Widespread in the Indo-West Pacific region, with the exception of the coast
of Pakistan and Western India and Persian Gulf.
These specimen were found on rocky and rocky-sandy intertidal flats in Lengeh
Port and Qeshm Island. Specimens have shown varied color patterns of dark brown,
light brown, cream and olive green.
In this study, two species of Ophiuroidea, O. erinaceus Müller and Troschel, 1842 (Schoenleini M. and T.1842, form) and Ophiocoma scolopendrina Lamarck (1816) were found in rocky and rocky-sandy intertidal flats at Lengeh Port and Qeshm Island.
Mortensen (1940) has reported 16 species of Ophiuroidea
from the Persian Gulf. Amongst them O. scolopendrina has been recorded
from the coast of Hengam Island (4 specimens) and coast of Farur Island (2 specimen).
Additionally in this study O. scolopendrina was recorded from intertidal
flats at Lengeh Port and Qeshm Island that is consistent with Mortensen records
of this species in Iranian coast of Persian Gulf. Price
(1981) has reported 19 species of Ophiuroids from Arabian coast of Persian
Gulf without any record of O. scolopendrina that is in contradiction
with our observations in this study. The difference in distribution and abundance
of certain echinoderm species may be due to factors such as sampling methods,
change in substrate and change in water quality over the years (Price,
1981).There may also have been long term population changes in the echinoderm
fauna of the area (Price, 1981). Hengam Island is so
near Qeshm Island and presence of O. scolopendrina in Qeshm Island could
not be unexpected. Sampling locations by Price (1981)
study included the western Persian Gulf. Not observation of O. scolopendrina
in the western Persian Gulf may be due to difference in substrate and water
quality between eastern and western Persian Gulf. It is now therefore O.
erinaceus is a new record for the entire Persian Gulf basin which had not
previously been reported for this region although this species occurs in the
Gulf of Oman (Price, 1982). Currents and turbulence
cause larval transport and dispersal (Pedrotti and Fenaux,
1992). Ophiocoma erinaceus has a planktophoric larvae (McEdward
and Miner, 2001). The O. erinaceus larvae could be transported to
Persian Gulf by Indian Ocean Surface Water (IOSW) which flows into the Gulf
from the open ocean along the Northern side of the Strait of Hormuz and continues
Northward along the Iranian coast and also possibly by the tide wave entering
the Strait of Hormuz. Qeshm Island is the largest one in the Gulf, situated
in the western part of the Strait of Hormuz. Qeshm Island has many different
intertidal zones, sandy, mixed and muddy and in the South also rocky. Qeshm
is served with fresh oceanic water (Hopner et al.,
2000). According to Qeshm properties rocky coast of this island could be
a suitable habitat for both recorded ophiuroids in this study. It is possible
to find more specimens of Ophiocoma erinaceus in other parts of Persian
Gulf especially from the Northern part because of lack of research. Taxono mic
classification of O. schoenleini and O. erinaceus may need further
re-examination including molecular methods to check how close the forms are
related to each other. Taking into account the thorough examination of found
83 specimen of O. scolopendrina, we are almost certain about this finding.

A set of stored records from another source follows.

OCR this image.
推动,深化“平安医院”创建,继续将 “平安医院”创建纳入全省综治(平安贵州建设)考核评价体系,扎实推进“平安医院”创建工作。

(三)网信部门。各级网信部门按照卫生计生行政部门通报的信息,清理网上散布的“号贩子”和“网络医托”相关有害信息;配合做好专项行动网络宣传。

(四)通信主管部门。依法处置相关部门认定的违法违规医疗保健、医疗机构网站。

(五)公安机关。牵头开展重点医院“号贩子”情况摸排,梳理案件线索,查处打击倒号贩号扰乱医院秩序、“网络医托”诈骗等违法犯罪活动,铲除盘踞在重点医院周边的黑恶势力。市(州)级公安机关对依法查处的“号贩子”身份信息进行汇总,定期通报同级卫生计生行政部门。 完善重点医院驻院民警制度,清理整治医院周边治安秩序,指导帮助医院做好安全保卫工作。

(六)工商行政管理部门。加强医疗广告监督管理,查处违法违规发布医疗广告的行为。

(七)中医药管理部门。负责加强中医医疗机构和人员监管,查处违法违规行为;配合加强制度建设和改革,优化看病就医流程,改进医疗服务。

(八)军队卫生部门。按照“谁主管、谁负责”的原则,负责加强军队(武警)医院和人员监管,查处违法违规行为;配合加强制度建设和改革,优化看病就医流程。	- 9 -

It seems that this species could be a common species of Ophiuroidea in rocky
coasts of Lengeh Port and Qeshm Island and other similar areas in the region.
Oak and Scheibling (2006) noted that restricted distribution
of O. scolopendrina in the intertidall zone not only affords the ability
to exploit the nutrient-rich water surface layer but also provides a refuge
from predators that are excluded from these habitats at low tide. The present
results are not thought to be complete and further sampling especially in deeper
waters would be probably resulted into finding of additional Ophiuroids taxa.

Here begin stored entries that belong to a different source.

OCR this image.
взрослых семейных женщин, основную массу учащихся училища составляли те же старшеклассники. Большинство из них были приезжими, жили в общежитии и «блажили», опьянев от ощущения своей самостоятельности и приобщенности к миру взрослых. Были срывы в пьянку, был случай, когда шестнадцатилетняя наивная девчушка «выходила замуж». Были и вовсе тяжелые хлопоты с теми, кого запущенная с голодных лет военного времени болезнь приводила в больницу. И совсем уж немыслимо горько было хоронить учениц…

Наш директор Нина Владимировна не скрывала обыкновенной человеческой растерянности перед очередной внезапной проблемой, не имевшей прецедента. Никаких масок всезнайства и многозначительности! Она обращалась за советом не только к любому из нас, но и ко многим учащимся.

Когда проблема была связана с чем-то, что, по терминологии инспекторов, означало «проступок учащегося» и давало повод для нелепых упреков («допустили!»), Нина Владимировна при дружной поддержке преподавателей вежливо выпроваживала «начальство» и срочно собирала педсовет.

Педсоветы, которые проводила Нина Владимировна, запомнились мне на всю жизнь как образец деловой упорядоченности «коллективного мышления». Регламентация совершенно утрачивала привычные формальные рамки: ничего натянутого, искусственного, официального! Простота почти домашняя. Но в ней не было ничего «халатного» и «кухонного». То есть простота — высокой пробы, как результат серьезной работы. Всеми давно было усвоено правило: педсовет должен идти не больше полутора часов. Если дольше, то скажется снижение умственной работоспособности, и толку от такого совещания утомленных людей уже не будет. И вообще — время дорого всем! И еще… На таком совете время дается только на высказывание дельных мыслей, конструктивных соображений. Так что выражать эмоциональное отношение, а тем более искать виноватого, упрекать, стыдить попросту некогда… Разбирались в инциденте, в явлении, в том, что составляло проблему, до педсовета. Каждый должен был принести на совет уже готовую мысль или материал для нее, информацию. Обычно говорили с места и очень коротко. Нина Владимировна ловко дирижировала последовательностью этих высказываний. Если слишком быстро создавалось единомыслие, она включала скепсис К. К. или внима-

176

Authors would like to express their deepest gratitude to Dr. Francis W. E. Rowe research associate, Australian Museum Sydny, NSW Australia and Dr. Gordon Hendler, curator of Echinoderms, Natural History Museum of Los Angeles Country, for their precious and valuable comments and suggestions which largely contributed to the completion of this study.